Torben, Reggie, and all the others agreed on storing embedded KOffice Parts
and binary data (e.g. pictures, movies, sounds) via a simple tar.gz-structure.
The support class for the tar format is kdelibs/kio/ktar.*, written by Torben
and finished by David.

The obvious benefits of this type of storage are:
 - It's 100% non- proprietary as it uses only the already available formats
   (XML, pictures, tar.gz, ...) and tools (tar, gzip).
 - It enables anybody to edit the document directly; for instance, to update
   an image (faster than launching the application), or to write scripts
   that generate KOffice documents ! :)
 - It is also easy to write an import filter for any other office-suite
   application out there by reading the tar.gz file and extracting the XML out
   of it (at the worst, the user can extract the XML file by himself, but then
   the import loses embedded Parts and pictures).

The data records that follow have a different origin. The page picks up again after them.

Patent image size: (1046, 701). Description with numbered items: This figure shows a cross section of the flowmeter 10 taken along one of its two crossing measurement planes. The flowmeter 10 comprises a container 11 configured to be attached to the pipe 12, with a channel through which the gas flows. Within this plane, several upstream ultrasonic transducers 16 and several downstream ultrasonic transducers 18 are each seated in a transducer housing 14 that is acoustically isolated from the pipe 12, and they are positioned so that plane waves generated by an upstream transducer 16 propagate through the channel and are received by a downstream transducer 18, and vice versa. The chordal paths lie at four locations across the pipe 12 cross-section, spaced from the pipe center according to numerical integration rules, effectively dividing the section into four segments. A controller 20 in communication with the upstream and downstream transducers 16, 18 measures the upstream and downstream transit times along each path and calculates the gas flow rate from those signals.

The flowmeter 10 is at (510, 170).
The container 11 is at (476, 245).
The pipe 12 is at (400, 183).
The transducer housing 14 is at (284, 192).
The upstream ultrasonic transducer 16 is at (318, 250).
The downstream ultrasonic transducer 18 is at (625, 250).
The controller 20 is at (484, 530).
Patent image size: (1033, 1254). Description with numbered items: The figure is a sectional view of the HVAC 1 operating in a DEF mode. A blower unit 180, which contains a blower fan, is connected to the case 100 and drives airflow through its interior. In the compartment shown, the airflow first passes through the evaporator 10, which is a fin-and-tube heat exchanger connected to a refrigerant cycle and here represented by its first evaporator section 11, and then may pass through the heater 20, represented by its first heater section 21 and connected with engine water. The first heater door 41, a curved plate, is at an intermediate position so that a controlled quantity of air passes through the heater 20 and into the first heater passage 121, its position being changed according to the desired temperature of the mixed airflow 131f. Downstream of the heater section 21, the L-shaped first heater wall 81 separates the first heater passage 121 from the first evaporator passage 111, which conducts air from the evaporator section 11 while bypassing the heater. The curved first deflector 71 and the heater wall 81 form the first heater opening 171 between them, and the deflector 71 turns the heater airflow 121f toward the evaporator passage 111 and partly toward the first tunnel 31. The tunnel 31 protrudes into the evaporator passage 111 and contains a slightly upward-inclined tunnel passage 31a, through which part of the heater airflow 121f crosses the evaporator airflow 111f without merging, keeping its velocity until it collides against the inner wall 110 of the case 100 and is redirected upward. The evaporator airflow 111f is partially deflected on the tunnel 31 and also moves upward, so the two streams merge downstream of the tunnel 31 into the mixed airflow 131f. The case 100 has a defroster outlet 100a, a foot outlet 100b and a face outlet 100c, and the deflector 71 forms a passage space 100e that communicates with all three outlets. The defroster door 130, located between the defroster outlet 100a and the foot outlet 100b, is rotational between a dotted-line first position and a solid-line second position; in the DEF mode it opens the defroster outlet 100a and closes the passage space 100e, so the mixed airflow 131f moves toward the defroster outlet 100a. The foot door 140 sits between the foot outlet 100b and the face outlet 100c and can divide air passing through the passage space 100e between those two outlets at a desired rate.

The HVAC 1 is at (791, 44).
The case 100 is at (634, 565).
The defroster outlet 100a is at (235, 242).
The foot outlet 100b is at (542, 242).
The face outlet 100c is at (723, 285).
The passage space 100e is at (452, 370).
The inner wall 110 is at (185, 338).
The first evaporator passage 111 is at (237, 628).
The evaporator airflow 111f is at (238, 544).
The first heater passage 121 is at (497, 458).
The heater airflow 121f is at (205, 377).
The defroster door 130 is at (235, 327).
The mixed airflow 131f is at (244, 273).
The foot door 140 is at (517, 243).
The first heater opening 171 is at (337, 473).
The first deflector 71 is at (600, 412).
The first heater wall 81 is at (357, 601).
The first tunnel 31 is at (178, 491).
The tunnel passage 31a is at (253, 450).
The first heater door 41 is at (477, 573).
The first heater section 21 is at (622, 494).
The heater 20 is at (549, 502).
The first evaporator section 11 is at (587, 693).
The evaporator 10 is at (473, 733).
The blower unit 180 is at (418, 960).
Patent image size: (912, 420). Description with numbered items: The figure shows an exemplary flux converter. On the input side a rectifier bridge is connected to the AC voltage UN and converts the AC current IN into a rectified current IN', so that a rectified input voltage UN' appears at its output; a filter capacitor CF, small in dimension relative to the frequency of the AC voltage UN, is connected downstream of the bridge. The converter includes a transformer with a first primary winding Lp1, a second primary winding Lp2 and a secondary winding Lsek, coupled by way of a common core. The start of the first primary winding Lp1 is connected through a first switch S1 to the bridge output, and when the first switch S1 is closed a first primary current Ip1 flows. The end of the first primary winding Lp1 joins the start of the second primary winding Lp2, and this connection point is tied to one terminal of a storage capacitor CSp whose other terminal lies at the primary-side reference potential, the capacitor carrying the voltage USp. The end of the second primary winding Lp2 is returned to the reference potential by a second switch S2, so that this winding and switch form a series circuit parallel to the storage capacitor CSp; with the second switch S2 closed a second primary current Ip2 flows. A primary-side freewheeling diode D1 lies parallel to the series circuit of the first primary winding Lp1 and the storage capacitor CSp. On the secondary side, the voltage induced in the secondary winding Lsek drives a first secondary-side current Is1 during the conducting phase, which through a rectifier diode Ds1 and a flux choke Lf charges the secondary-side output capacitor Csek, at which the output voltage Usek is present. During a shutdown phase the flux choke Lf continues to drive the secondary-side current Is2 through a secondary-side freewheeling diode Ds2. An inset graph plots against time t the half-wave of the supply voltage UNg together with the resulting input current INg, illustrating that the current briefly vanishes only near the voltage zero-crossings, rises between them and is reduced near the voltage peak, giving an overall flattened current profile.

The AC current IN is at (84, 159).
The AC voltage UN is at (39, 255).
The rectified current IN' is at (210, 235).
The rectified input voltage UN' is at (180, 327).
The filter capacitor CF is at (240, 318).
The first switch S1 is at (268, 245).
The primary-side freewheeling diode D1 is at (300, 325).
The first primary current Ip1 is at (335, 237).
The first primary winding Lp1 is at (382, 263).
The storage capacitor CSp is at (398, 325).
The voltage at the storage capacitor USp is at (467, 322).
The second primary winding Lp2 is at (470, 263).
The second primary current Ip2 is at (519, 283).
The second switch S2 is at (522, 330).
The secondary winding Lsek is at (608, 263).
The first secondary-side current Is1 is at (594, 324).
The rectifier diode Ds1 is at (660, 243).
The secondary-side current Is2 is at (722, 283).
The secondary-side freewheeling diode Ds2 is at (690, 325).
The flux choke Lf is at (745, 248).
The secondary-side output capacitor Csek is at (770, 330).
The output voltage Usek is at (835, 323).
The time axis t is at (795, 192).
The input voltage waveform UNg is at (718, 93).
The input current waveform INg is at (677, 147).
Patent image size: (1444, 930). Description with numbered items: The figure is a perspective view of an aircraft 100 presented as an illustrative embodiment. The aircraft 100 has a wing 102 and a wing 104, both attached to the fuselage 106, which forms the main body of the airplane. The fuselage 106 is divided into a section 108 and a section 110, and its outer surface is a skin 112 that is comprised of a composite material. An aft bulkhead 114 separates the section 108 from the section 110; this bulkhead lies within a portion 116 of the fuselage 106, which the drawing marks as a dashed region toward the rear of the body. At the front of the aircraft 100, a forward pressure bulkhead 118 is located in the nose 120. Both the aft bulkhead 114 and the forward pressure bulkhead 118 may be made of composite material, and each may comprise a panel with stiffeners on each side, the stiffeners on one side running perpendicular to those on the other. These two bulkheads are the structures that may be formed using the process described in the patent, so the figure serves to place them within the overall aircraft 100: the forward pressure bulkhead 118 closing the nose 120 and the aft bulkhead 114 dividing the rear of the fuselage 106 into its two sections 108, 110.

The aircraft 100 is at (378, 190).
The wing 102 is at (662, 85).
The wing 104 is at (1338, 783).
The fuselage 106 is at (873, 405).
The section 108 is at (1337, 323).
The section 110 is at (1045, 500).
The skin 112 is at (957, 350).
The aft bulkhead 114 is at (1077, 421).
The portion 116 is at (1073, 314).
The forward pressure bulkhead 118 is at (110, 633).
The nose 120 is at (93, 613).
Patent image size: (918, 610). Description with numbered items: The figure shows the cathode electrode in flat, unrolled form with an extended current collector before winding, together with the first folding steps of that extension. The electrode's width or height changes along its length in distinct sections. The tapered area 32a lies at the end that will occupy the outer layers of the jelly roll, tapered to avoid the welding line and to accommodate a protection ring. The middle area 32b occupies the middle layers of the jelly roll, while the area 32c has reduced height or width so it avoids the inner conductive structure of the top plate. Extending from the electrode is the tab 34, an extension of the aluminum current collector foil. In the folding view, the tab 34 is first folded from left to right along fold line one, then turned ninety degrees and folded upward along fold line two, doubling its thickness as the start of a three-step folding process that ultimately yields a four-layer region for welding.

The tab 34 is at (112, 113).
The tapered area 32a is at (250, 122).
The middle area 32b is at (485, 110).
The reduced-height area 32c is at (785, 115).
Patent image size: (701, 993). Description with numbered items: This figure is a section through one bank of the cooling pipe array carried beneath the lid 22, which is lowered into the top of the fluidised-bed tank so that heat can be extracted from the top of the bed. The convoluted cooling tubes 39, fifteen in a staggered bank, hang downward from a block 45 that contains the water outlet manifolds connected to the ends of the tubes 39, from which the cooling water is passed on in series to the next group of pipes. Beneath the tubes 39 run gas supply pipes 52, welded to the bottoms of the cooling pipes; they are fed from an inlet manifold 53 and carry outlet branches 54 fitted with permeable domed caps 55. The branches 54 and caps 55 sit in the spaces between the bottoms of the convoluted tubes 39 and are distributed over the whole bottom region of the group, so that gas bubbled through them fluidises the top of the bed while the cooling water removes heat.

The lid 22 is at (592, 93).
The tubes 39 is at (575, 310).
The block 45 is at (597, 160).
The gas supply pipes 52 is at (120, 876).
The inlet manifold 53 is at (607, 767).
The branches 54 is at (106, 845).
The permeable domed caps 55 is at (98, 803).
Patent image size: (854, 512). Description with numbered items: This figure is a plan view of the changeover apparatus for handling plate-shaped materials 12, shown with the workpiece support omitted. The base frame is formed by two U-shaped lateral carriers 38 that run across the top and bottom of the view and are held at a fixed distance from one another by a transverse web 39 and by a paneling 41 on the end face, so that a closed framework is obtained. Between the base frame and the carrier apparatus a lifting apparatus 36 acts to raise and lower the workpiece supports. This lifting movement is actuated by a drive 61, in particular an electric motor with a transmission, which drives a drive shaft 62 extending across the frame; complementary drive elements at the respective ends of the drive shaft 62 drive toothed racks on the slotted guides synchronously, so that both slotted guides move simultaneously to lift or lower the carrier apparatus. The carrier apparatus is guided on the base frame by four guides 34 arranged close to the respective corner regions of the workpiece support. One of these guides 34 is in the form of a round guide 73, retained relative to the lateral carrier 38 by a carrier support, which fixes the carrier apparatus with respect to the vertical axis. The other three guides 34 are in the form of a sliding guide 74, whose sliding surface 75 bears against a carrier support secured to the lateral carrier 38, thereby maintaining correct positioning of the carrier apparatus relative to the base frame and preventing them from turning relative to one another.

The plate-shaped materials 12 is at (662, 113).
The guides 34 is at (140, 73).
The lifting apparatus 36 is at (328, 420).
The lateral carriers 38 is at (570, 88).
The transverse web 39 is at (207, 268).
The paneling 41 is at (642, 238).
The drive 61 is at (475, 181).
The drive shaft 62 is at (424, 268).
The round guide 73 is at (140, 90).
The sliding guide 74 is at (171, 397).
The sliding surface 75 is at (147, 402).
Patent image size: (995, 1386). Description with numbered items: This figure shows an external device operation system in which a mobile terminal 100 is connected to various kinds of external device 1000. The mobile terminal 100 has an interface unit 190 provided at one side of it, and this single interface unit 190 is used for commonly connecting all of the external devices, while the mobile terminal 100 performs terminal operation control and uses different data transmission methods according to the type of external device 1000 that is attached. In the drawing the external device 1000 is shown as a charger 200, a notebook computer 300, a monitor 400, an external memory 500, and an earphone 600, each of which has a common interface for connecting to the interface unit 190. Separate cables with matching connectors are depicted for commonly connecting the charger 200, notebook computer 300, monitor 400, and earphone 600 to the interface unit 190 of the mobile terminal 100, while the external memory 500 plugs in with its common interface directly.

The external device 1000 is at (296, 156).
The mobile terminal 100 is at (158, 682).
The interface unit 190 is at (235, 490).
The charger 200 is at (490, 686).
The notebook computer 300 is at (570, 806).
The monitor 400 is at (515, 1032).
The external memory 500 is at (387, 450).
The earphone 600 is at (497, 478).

The tar.gz format also generates much smaller files than the old binary
store, since everything's gzipped.

Name of the KOffice Files
-------------------------

As some people suggested, using a "tgz"-ending is confusing; it's been dropped.
Instead, we use the "normal" endings like ".kwd", ".ksp", ".kpr", etc. To recognize
KOffice documents without a proper extension David Faure <faure@kde.org>
added some magic numbers to the gzip header (to see what I'm talking about
please use the "file" command on a KOffice document or see
http://lists.kde.org/?l=koffice-devel&m=98609092618214&w=2);

External Structure
------------------

Here is a simple example to demonstrate the structure of a KOffice document.
Assume you have to write a lab-report. You surely will have some text, the
readings, some formulas and a few pictures (e.g. circuit diagram,...).
The main document will be a KWord-file. In this file you embed some KSpread-
tables, some KChart-diagramms, the KFormulas, and some picture-frames. You save
the document as "lab-report.kwd". Here is what the contents of the
tar.gz file will look like :

lab-report.kwd:
---------------
maindoc.xml                 -- The main XML file containing the KWord document.
documentinfo.xml            -- Author and other "metadata" for KWord document.
pictures/                   -- Pictures embedded in the main KWord document.
pictures/picture0.jpg
pictures/picture1.bmp
cliparts/                   -- Cliparts embedded in the main KWord document.
cliparts/clipart0.wmf
part0/maindoc.xml           -- for instance a KSpread embedded table.
part0/documentinfo.xml      -- Author and other "metadata" for KSpread table.
part0/part1/maindoc.xml     -- say a KChart diagram within the KSpread table.
part1/maindoc.xml           -- say a KChart diagram.
part2/maindoc.xml           -- why not a KIllustrator drawing.
part2/pictures/             -- Pictures embedded in the KIllustrator document.
part2/pictures/picture0.jpg
part2/pictures/picture1.bmp
part2/cliparts/             -- Cliparts embedded in the KIllustrator document.
part2/cliparts/clipart0.wmf
...

Internal Name
-------------

The API provided by this specification does not require application writers or
filter writers to know the details of the external structure:

root                    is saved as maindoc.xml
documentinfo.xml        is saved as documentinfo.xml
tar:/0                  is saved as part0/maindoc.xml
tar:/0/documentinfo.xml is saved as part0/documentinfo.xml
tar:/0/1                is saved as part0/part1/maindoc.xml
tar:/0/1/pictures/picture0.png
                        is saved as part0/part1/pictures/picture0.png
tar:/Table1/0           is saved as Table1/part0/maindoc.xml

Note that this is the structure as of version 2.2 of this specification. The only
other format shipped with KDE2.0 is converted (on reading) to look like this
through the services of the "Internal Name".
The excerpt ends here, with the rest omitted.